The Mays enlisted a seamstress relative to make a prototype Mommy Pouch. They used one and gave Mommy Pouches to other mothers for feedback on the product. The Mays knew they wanted to support local, Kentucky business, so they found a manufacturer in Liberty, Kentucky called Snapdolls, that could make the product.

Aided with an entrepreneurial drive and the innovative spirit of invention, along with the help of Inventors Council Central Kentucky, the Mays officially became entre-inventors and the Mommy Pouch became a success.

“We aren’t selling out of the back of our car anymore. We’ve sold several hundreds of these and we are successful in the local market,” Adam says. “Larger stores and other regions are next.”

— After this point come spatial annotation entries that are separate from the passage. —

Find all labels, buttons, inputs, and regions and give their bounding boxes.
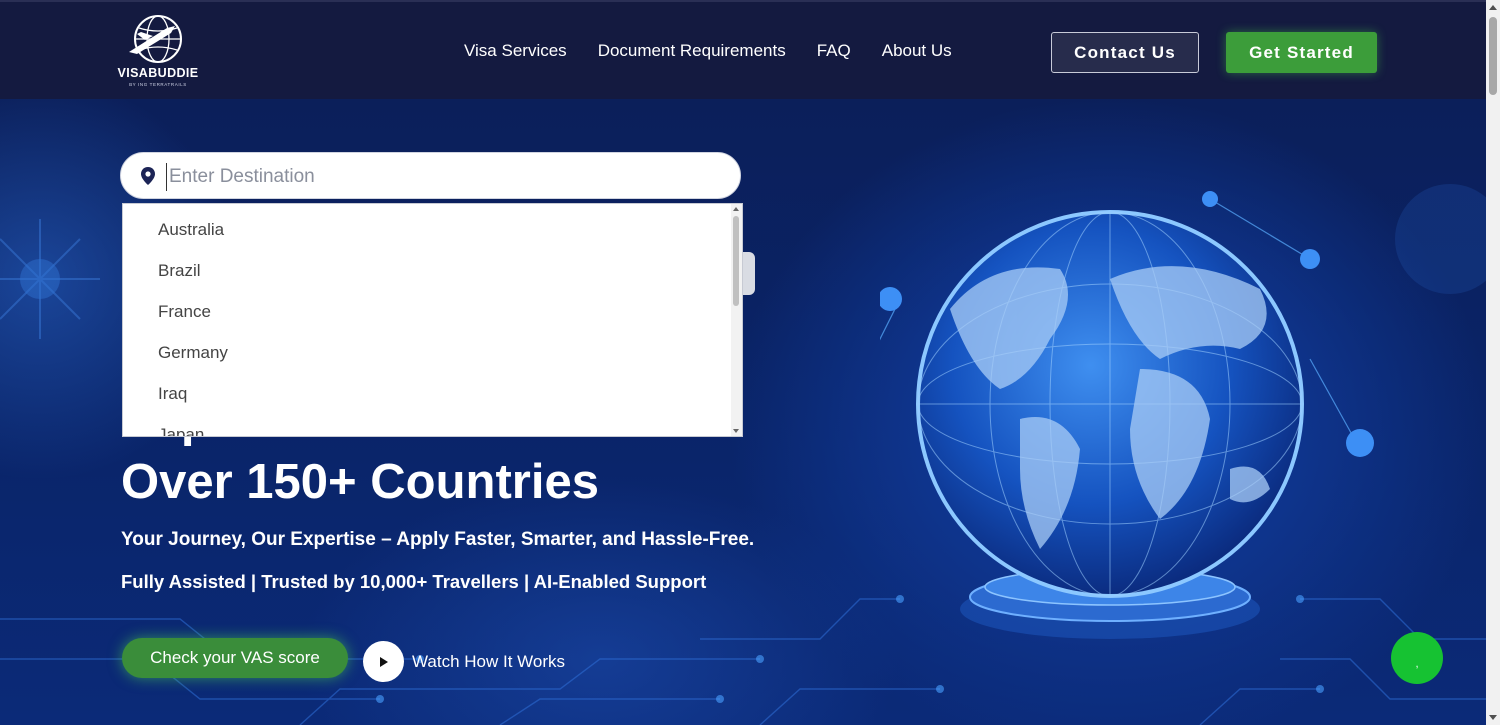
chat-button-label: , xyxy=(1415,658,1419,670)
nav-item-faq[interactable]: FAQ xyxy=(817,41,851,61)
dropdown-option-brazil[interactable]: Brazil xyxy=(123,250,742,291)
dropdown-option-iraq[interactable]: Iraq xyxy=(123,373,742,414)
site-header: VISABUDDIE BY ING TERRATRAILS Visa Servi… xyxy=(0,0,1486,99)
dropdown-option-france[interactable]: France xyxy=(123,291,742,332)
chat-bubble-icon[interactable]: , xyxy=(1391,632,1443,684)
page-scroll-thumb[interactable] xyxy=(1489,17,1497,95)
play-icon xyxy=(379,656,388,667)
globe-plane-logo-icon xyxy=(129,15,182,63)
nav-item-about-us[interactable]: About Us xyxy=(882,41,952,61)
scroll-up-arrow-icon[interactable] xyxy=(733,207,739,211)
nav-item-document-requirements[interactable]: Document Requirements xyxy=(598,41,786,61)
dropdown-scrollbar[interactable] xyxy=(731,204,742,436)
contact-us-button[interactable]: Contact Us xyxy=(1051,32,1199,73)
dropdown-option-germany[interactable]: Germany xyxy=(123,332,742,373)
location-pin-icon xyxy=(141,167,155,185)
main-nav: Visa Services Document Requirements FAQ … xyxy=(464,41,983,61)
hero-headline-line2: Over 150+ Countries xyxy=(121,455,599,509)
destination-dropdown: Australia Brazil France Germany Iraq Jap… xyxy=(122,203,743,437)
hero-trust-line: Fully Assisted | Trusted by 10,000+ Trav… xyxy=(121,571,707,592)
page-scroll-down-icon[interactable] xyxy=(1489,715,1497,720)
watch-how-it-works-link[interactable]: Watch How It Works xyxy=(412,652,565,672)
check-vas-score-button[interactable]: Check your VAS score xyxy=(122,638,348,678)
get-started-button[interactable]: Get Started xyxy=(1226,32,1377,73)
dropdown-option-australia[interactable]: Australia xyxy=(123,209,742,250)
hero-subtitle: Your Journey, Our Expertise – Apply Fast… xyxy=(121,529,755,550)
page-scroll-up-icon[interactable] xyxy=(1489,5,1497,10)
brand-name: VISABUDDIE xyxy=(117,66,199,80)
globe-illustration xyxy=(880,191,1374,639)
scroll-down-arrow-icon[interactable] xyxy=(733,429,739,433)
brand-tagline: BY ING TERRATRAILS xyxy=(129,82,187,87)
destination-search[interactable] xyxy=(120,152,741,199)
logo[interactable]: VISABUDDIE BY ING TERRATRAILS xyxy=(110,14,206,90)
dropdown-scroll-thumb[interactable] xyxy=(733,216,739,306)
destination-input[interactable] xyxy=(166,163,711,191)
page-scrollbar[interactable] xyxy=(1486,0,1500,725)
play-video-button[interactable] xyxy=(363,641,404,682)
dropdown-option-japan[interactable]: Japan xyxy=(123,414,742,436)
nav-item-visa-services[interactable]: Visa Services xyxy=(464,41,567,61)
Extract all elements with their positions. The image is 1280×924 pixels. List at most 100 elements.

Kara agrees about the success part. An added bonus, she says, is that the moms who used the Mommy Pouch are now buying them to give as gifts at baby showers.

It’s this kind of success story that keeps driving McAnelly, Skaggs and the rest of the council.

“If you build it they will come only works in Kevin Costner movies,” Skaggs says. “A lot of inventors are inherently tinkerers, inherently engineers. They have some fantastic talents.”

Together, folks like the Mays, organizations like the BGADD, and groups like the Inventors Council Central Kentucky are making life easier, one invention at a time.

Kristy Robinson Horine is a freelance writer from Paris. She wrote this story for the Bluegrass Area Development District.